Middleweight Claressa Shields became the first American boxer to successfully defend an Olympic title and Tony Yoka was crowned super-heavyweight champion on the final day of the Rio Games.

Shields struck gold at the age of 17 in the 2012 London Games and outclassed Nouchka Fontijn of the Netherlands to claim a unanimous decision in the 69-75kg category final at Riocentro - Pavilion 6 on Sunday.

Frenchman Yoka is now Olympic and world champion after beating Great Britain's Joe Joyce in the super heavyweight showdown.

Yoka labelled Joyce a "robot" and said the Englishman was "scared" of him ahead of their bout, but was pushed all the way in the final fight of the Games before he was given the verdict on a split decision.

The 24-year-old can now look forward to another day to remember - as he will marry fellow French boxer Estelle Mossely - who took the women's Olympic lightweight title on her birthday on Friday - after the Games.

Uzbekistan finished on a high, with Shakhobidin Zoirov beating Misha Aloian to take men's flyweight gold before Fazliddin Gaibnazarov took the men's light welterweight title at the expense of Lorenzo Sotomayor Collazo of Azerbaijan.  



Shields was a cut above once again as she took her record as an amateur to 77 victories and just one defeat, with her only loss coming back in 2012.

The 21-year-old from Michigan took gold in London as a teenager and went back-to-back with a dominant 40-36 39-37 39-37 victory over Dutch fighter Fontijn.

Fontijn connected occasionally, but two-time world champion Shields just had too much for the 28-year-old, showing great speed and timing with her punches to claim a second gold medal.


"The last round was like, 'Hey, you want to fight, you think you can beat me, okay let's go'. She's powerful and I'm like, 'What you going to do about that?'." - Shields clearly held no fears that Fontijn could force a late stoppage.

"I thought I might have won it but I didn't.

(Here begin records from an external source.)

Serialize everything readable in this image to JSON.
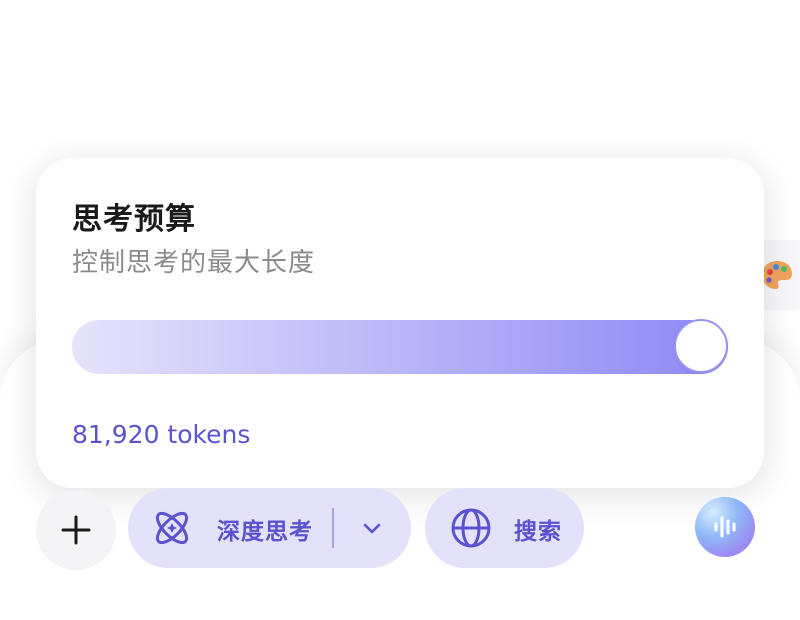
{
  "popover": {
    "title": "思考预算",
    "subtitle": "控制思考的最大长度",
    "slider_fraction": 1.0,
    "value_label": "81,920 tokens"
  },
  "toolbar": {
    "deep_think_label": "深度思考",
    "search_label": "搜索"
  },
  "icons": {
    "add": "plus-icon",
    "deep_think": "atom-icon",
    "dropdown": "chevron-down-icon",
    "search": "globe-icon",
    "voice": "voice-wave-icon",
    "side": "palette-icon"
  },
  "colors": {
    "accent": "#5b52cf",
    "pill_bg": "#e4e2fb",
    "slider_start": "#e6e3fb",
    "slider_end": "#8c88f5"
  }
}
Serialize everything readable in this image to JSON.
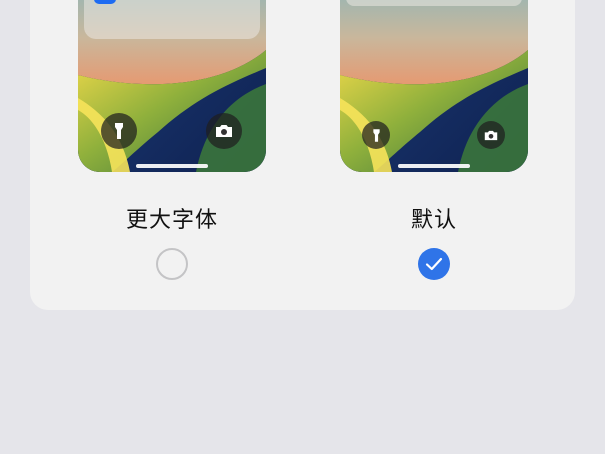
{
  "options": [
    {
      "label": "更大字体",
      "selected": false
    },
    {
      "label": "默认",
      "selected": true
    }
  ],
  "colors": {
    "accent": "#2f74e8",
    "card_bg": "#f2f2f2",
    "page_bg": "#e5e5ea"
  },
  "icons": {
    "flashlight": "flashlight-icon",
    "camera": "camera-icon",
    "check": "checkmark-icon"
  }
}
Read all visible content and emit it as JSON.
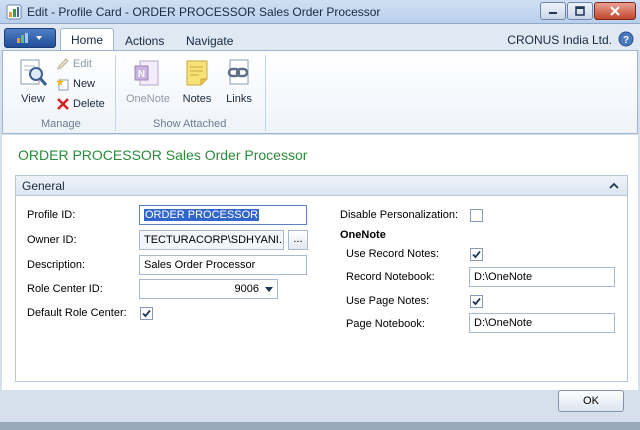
{
  "window": {
    "title": "Edit - Profile Card - ORDER PROCESSOR Sales Order Processor"
  },
  "ribbon": {
    "tabs": [
      {
        "label": "Home",
        "active": true
      },
      {
        "label": "Actions",
        "active": false
      },
      {
        "label": "Navigate",
        "active": false
      }
    ],
    "company": "CRONUS India Ltd.",
    "groups": {
      "manage": {
        "label": "Manage",
        "view": "View",
        "edit": "Edit",
        "new": "New",
        "delete": "Delete"
      },
      "show_attached": {
        "label": "Show Attached",
        "onenote": "OneNote",
        "notes": "Notes",
        "links": "Links"
      }
    }
  },
  "page": {
    "title": "ORDER PROCESSOR Sales Order Processor",
    "fasttab": "General",
    "fields": {
      "profile_id": {
        "label": "Profile ID:",
        "value": "ORDER PROCESSOR"
      },
      "owner_id": {
        "label": "Owner ID:",
        "value": "TECTURACORP\\SDHYANI...",
        "assist": "..."
      },
      "description": {
        "label": "Description:",
        "value": "Sales Order Processor"
      },
      "role_center_id": {
        "label": "Role Center ID:",
        "value": "9006"
      },
      "default_role_center": {
        "label": "Default Role Center:",
        "checked": true
      },
      "disable_personalization": {
        "label": "Disable Personalization:",
        "checked": false
      },
      "onenote_heading": "OneNote",
      "use_record_notes": {
        "label": "Use Record Notes:",
        "checked": true
      },
      "record_notebook": {
        "label": "Record Notebook:",
        "value": "D:\\OneNote"
      },
      "use_page_notes": {
        "label": "Use Page Notes:",
        "checked": true
      },
      "page_notebook": {
        "label": "Page Notebook:",
        "value": "D:\\OneNote"
      }
    }
  },
  "footer": {
    "ok": "OK"
  },
  "colors": {
    "page_title": "#2a8a3a",
    "selection": "#3366cc",
    "ribbon_border": "#9fb4cf"
  },
  "icons": [
    "dynamics-app-icon",
    "minimize-icon",
    "maximize-icon",
    "close-icon",
    "help-icon",
    "view-icon",
    "edit-icon",
    "new-icon",
    "delete-icon",
    "onenote-icon",
    "notes-icon",
    "links-icon",
    "collapse-icon",
    "checkmark-icon",
    "dropdown-arrow-icon"
  ]
}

I haven't seen the scores but I knew she was the world and Olympic champion so I knew I had to actually deliver twice as many punches to get the decision and I didn't do it enough." - Fontijn reflects on having to settle for silver. 

"Joe didn't do anything wrong. The guy threw so many punches, he worked like a horse, he worked, he worked. I don't see where he went wrong. He did everything he could. Joe won on my scorecard. I looked at the aggressive nature of Joe, the combination punches. The style he's got is hard to be denied." Anthony Joshua, the 2012 super-heavyweight Olympic champion, on his friend Joyce's defeat.